Lawquacious wrote:GAIAtheCHEERLEADER wrote:Lawquacious wrote:EijiMiyake wrote:ITT: law students show that they are unable to speak without puffing themselves up, or tearing others down.
+1.. OP may have posted for some ego-puffing reasons,
but the vehemence other posters are attacking him with suggests envy or competitive pride by those tearing him down.
I don't think this is true at all.
Well to each his/her own. I prob overstated my point (using 'vehemence' and 'attacking'), but I think that saying the tone of a lot of the posts directed at OP ITT are harsh is not much of a stretch. Even if OP was off-base in considering limiting his bids (or just mentioning it to brag about grades), I still don't think it is as ridiculous an inquiry as some of the posters on here seem to indicate.
People are being harsh because OP needs to be knocked down a peg. Not out of competitive pride but for his own good.
OP is in a range where he's a shoe-in for Cravath/S&C/DPW/Cleary, if he knows the right talking points to use during the interview and doesn't come across as arrogant, but where Wachtell, W&C, Munger, and Susman are not gimmes.
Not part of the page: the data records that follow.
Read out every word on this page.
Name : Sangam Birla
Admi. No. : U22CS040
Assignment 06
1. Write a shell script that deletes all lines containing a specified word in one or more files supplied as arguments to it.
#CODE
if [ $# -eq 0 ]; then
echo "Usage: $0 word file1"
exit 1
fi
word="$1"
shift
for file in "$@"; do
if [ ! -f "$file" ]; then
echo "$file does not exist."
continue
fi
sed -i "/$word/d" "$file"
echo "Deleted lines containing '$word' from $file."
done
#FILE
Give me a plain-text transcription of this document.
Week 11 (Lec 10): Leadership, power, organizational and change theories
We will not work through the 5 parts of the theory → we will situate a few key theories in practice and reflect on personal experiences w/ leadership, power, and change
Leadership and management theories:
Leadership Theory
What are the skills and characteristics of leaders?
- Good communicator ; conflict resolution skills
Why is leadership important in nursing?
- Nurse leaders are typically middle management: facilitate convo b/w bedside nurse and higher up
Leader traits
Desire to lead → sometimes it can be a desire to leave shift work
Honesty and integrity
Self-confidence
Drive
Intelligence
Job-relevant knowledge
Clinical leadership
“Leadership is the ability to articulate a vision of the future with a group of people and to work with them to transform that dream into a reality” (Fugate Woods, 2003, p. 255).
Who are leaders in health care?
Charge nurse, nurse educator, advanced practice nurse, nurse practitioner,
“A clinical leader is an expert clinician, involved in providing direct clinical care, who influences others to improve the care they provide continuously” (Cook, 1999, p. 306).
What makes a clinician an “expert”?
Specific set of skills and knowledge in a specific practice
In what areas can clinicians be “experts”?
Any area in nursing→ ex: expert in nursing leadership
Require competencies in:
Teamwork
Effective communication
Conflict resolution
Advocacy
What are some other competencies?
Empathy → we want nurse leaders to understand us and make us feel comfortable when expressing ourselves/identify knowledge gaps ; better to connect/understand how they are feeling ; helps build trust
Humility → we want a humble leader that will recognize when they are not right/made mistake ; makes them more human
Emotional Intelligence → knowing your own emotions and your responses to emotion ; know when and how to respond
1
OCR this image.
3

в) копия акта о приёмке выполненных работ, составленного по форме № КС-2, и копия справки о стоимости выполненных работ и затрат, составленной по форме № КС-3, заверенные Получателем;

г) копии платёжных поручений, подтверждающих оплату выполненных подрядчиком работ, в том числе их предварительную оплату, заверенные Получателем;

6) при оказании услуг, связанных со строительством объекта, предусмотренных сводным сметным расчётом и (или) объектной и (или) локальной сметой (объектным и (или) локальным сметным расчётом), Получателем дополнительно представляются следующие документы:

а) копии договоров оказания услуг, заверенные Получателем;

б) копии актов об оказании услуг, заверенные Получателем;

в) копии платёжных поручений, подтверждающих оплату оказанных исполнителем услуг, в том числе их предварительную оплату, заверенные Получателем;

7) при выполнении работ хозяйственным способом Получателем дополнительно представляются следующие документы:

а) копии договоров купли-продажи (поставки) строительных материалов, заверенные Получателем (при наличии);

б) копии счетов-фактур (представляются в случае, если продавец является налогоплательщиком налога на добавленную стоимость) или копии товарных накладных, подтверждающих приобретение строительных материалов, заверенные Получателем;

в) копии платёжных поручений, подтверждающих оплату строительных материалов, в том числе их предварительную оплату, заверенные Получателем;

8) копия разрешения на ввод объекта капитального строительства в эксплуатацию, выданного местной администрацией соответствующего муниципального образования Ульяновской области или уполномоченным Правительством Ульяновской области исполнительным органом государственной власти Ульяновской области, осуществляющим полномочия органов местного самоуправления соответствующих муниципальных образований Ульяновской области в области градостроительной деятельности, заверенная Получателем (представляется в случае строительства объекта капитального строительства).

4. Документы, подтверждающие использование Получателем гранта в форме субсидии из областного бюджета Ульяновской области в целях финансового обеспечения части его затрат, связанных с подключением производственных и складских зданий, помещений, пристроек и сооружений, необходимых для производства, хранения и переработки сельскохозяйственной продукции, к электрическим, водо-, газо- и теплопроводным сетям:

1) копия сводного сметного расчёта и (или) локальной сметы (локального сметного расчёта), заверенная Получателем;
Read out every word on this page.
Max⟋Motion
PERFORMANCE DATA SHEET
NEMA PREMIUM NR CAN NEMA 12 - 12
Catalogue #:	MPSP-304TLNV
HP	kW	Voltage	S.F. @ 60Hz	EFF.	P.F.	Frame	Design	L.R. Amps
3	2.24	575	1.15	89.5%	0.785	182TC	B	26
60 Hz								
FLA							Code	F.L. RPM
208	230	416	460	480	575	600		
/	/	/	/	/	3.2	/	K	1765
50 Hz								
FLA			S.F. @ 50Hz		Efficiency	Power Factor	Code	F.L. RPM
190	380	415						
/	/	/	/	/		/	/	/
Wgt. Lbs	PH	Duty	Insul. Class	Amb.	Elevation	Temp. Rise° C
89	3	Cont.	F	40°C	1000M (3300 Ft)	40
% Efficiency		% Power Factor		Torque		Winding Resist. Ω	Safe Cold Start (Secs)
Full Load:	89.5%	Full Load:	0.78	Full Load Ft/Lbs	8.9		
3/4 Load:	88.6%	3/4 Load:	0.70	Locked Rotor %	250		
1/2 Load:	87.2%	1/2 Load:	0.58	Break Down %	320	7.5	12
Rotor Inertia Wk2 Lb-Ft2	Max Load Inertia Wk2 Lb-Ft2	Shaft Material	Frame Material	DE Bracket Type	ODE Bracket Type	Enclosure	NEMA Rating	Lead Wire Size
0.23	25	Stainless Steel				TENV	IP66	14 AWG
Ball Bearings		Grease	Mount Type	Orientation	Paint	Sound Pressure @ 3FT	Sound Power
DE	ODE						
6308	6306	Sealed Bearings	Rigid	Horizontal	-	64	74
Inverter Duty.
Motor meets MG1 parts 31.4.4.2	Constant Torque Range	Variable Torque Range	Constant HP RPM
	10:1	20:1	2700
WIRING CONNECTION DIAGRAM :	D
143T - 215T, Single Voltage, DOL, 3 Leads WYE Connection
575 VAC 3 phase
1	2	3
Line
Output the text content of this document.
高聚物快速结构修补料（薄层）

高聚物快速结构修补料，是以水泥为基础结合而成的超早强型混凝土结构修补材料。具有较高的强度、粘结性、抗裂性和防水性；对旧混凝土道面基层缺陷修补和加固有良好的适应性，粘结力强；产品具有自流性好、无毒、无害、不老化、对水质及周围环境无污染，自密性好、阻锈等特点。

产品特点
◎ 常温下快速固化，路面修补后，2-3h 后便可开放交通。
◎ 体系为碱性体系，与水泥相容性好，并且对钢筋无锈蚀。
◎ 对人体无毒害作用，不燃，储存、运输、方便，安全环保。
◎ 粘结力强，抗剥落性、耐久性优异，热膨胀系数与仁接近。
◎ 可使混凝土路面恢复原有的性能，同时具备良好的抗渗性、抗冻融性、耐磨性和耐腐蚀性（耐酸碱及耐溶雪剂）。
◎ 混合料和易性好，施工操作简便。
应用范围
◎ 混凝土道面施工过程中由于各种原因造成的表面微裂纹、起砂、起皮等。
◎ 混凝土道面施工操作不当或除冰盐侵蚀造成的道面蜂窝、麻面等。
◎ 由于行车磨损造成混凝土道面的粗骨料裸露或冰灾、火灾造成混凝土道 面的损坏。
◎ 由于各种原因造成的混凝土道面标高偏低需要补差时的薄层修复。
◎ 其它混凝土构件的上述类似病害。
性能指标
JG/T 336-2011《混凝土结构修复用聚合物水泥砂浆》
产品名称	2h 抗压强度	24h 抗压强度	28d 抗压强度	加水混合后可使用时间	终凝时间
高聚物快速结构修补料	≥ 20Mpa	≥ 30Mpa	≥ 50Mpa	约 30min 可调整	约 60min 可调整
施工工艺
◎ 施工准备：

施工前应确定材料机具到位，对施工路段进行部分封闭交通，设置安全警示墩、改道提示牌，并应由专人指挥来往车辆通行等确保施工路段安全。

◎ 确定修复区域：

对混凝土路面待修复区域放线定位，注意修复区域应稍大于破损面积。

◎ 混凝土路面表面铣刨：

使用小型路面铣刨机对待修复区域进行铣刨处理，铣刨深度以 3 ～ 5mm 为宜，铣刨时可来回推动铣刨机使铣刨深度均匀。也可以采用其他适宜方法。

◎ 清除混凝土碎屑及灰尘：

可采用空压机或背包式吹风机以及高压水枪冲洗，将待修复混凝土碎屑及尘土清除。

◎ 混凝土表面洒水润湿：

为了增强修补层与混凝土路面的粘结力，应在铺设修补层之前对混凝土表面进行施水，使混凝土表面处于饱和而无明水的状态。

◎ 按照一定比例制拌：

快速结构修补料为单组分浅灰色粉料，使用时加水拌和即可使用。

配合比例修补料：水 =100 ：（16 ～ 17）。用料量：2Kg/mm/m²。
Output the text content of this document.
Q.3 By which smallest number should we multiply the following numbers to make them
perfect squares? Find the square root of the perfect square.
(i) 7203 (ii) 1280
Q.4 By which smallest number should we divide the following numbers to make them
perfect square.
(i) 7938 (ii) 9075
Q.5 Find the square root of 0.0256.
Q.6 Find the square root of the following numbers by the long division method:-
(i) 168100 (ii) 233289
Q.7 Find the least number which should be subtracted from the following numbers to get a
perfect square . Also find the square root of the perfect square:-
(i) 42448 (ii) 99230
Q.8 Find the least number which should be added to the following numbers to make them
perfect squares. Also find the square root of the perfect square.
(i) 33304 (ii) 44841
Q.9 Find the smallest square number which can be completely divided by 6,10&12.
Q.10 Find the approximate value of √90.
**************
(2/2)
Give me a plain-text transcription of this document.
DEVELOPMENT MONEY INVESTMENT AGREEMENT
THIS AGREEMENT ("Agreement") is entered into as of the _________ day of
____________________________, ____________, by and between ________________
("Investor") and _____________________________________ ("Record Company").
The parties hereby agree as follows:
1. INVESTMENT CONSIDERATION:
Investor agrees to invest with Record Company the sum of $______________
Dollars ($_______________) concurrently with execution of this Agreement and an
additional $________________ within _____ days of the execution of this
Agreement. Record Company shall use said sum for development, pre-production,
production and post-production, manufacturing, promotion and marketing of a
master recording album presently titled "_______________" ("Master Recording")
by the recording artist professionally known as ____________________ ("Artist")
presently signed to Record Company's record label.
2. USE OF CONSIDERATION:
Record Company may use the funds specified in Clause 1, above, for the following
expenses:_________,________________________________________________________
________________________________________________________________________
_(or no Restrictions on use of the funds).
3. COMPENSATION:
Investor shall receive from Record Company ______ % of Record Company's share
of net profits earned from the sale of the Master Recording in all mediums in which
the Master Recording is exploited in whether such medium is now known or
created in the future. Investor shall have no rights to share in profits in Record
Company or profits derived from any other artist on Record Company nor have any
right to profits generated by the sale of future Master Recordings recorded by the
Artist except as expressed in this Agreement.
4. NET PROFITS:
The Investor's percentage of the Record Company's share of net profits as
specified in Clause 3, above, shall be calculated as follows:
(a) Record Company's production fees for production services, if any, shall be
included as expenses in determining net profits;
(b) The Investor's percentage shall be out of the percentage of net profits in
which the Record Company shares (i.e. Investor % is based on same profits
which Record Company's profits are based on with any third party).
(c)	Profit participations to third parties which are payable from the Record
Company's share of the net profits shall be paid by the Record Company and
There are ~100 people in the top 10% of HYS, plus another 60 in the top 5% of CCN, and another 75 in the top 3% of the rest of the T14. Ie: there are basically 3x as many people with credentials as good or better than the OP as there are slots at these firms. The actual pool of people who have a shot at these firms is probably a good bit bigger than that.
OP certainly has a good shot at getting one of these jobs, but he needs to approach these interviews thinking he's an underdog, because even the guy with top 3% grades at HYS is going to do that.
There is absolutely no reason, no matter what your grades, to ask bullshit questions like "should I only bid on 8 firms at OCI?" You should approach every interview with the fear that you might strike out completely, because that's how you're going to maximize your performance. What happens if OP goes into his interviews thinking he's a lock and doesn't do any better than Cleary? NBD, right, Cleary is a great firm. Sure, but some of OP's classmates are going to be top-third people who destroyed the interview because they went into it with the right mindset. Seems like a waste of top 5% grades to me, not because Cleary isn't great but because the only thing that would've kept OP from a firm that maybe he would've liked even better was his own arrogance.